Editor:

I am blessed to have as my friend the Reverend Matthew Wise, Associate Rector of my parish – St. Mark’s Episcopal Church. Reverend Wise often reminds our congregation of the ‘Both/And’ nature of our world and encourages us to stop viewing things through the ‘Either/Or’ lens. With the ongoing struggles facing our nation, I have increasingly given thought to this principle. Imagine what this might mean in the current context. What if we live in a society that is both founded by a document that states all men are created equal and was written by an individual who owned slaves? What if we should both respect the rule of law and those law enforcement officials who serve to protect us through community policing and condemn the actions of those officers who betray that trust by taking the lives of our brothers and sisters of color while in their custody? What if we should both respect everyone’s civil liberties and wear a mask to protect each other from a terrible disease that is ravishing our nation? 
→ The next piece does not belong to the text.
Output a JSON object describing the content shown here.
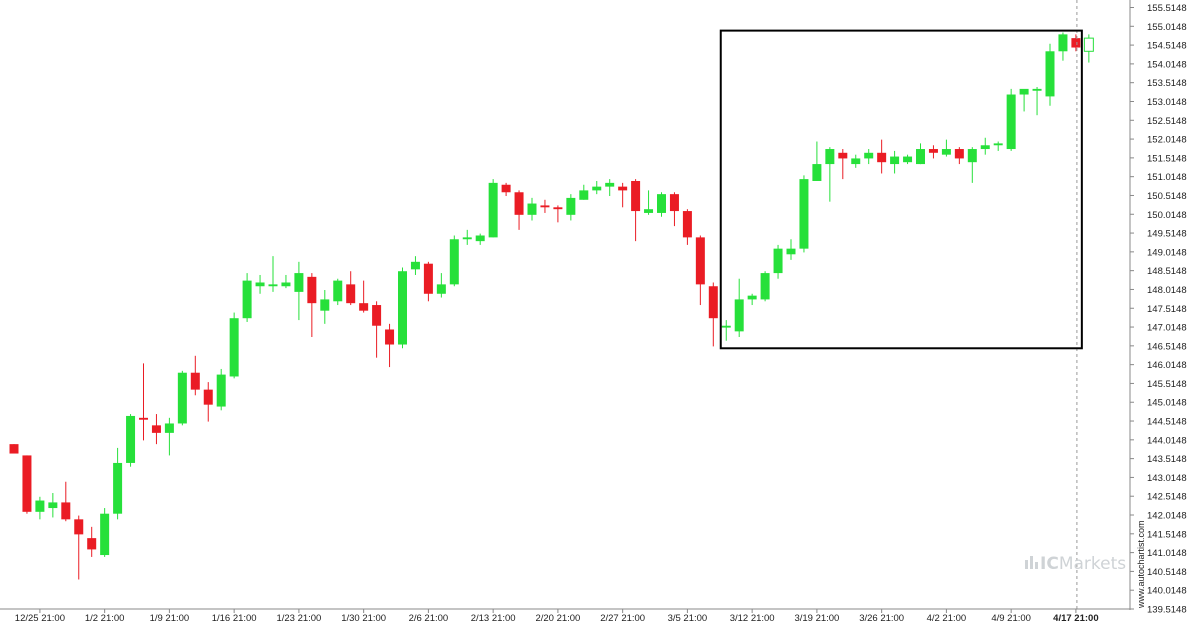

It is human nature to attempt to simplify the information we receive to develop our worldview. As a survival mechanism, the human brain attempts to generate a belief of how our world exists using the least amount of energy possible. However, our society is not so simple. We live in a world filled with complex interrelationships that require critical thinking to develop the best possible outcome. Our founding fathers developed a government with three separate and equal branches of government to ensure that we became a republic where representation of multiple voices led our government, not a single tyrant sitting on a throne – a government that was designed to inherently slow down the process of law making so we could think through all viewpoints and consider all options. I implore my fellow citizens to commit to this concept – to seek to understand before being understood. Perhaps we are not a dichotomous society of liberal snowflakes and conservative hicks brainwashed by Fox News. What if we are a society of individuals who both value and respect each American for their contributions to the greater good and have our own worldview that has been created by our lived experiences?